Based on the given methodology in the present work and by consideration of a group of ten high-manganese TWIP steels, the work-hardening behavior of this group of materials was investigated. The following results was demonstrated.

  1. 1.

    A unified approach in terms of deformation twinning (controlled by SFE) together with DSA and planar dislocation glide (controlled by SRO of manganese and carbon atoms) was required to explain the variations in the work-hardening rate diagrams of TWIP steels across an extensive range of chemical compositions within the Fe-Mn-C and Fe-Mn-Al-C systems.

  2. 2.

    The previously proposed mechanism maps were updated using the parameters extracted from the SGTE dataset, and by including the dimensionless TOI parameter to account for the variations in the work-hardening rate diagrams of iso-SFE TWIP steels.
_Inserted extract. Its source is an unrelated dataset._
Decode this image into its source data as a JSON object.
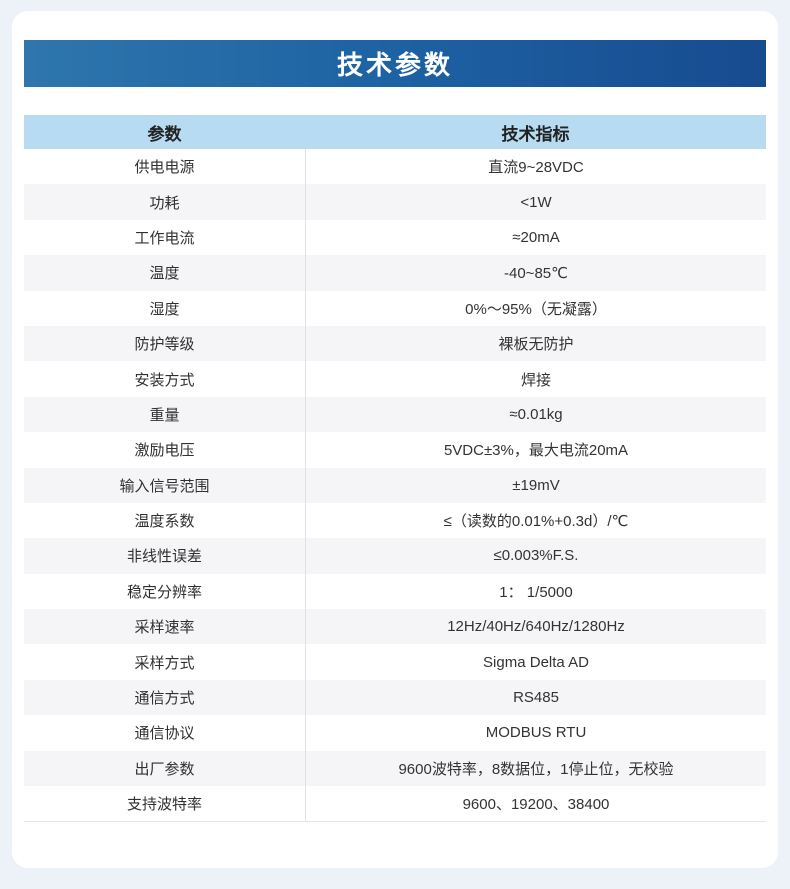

Second, it was shown that the shortage of carbon in the TOI range below 0.1 and the shortage of manganese in the TOI range above 0.3 could decrease the strengthening that was otherwise achieved by the interaction of dislocations with SRO.

  3. 3.

    The increase of temperature or grain size was shown to reduce the work-hardening because of either the limitation of deformation twinning (because of increase in the SFE value) or the sudden burst and saturation of deformation twinning (in the coarse-grained regime).

  4. 4.

    The low SFE value, in general, increased the work-hardening rate and caused the earlier onset of stage C. The increase of SFE (by increasing the temperature or the manganese and carbon content) improved the fracture strain, despite the decrease of the work-hardening rate, which was in contrast with the published results concerning the effect of aluminum (which increases the SFE as well) in TWIP steels. This contradiction could be related to the role of aluminum in limitation of the DSA mechanism and not necessarily its effect on the SFE value, which requires further investigation.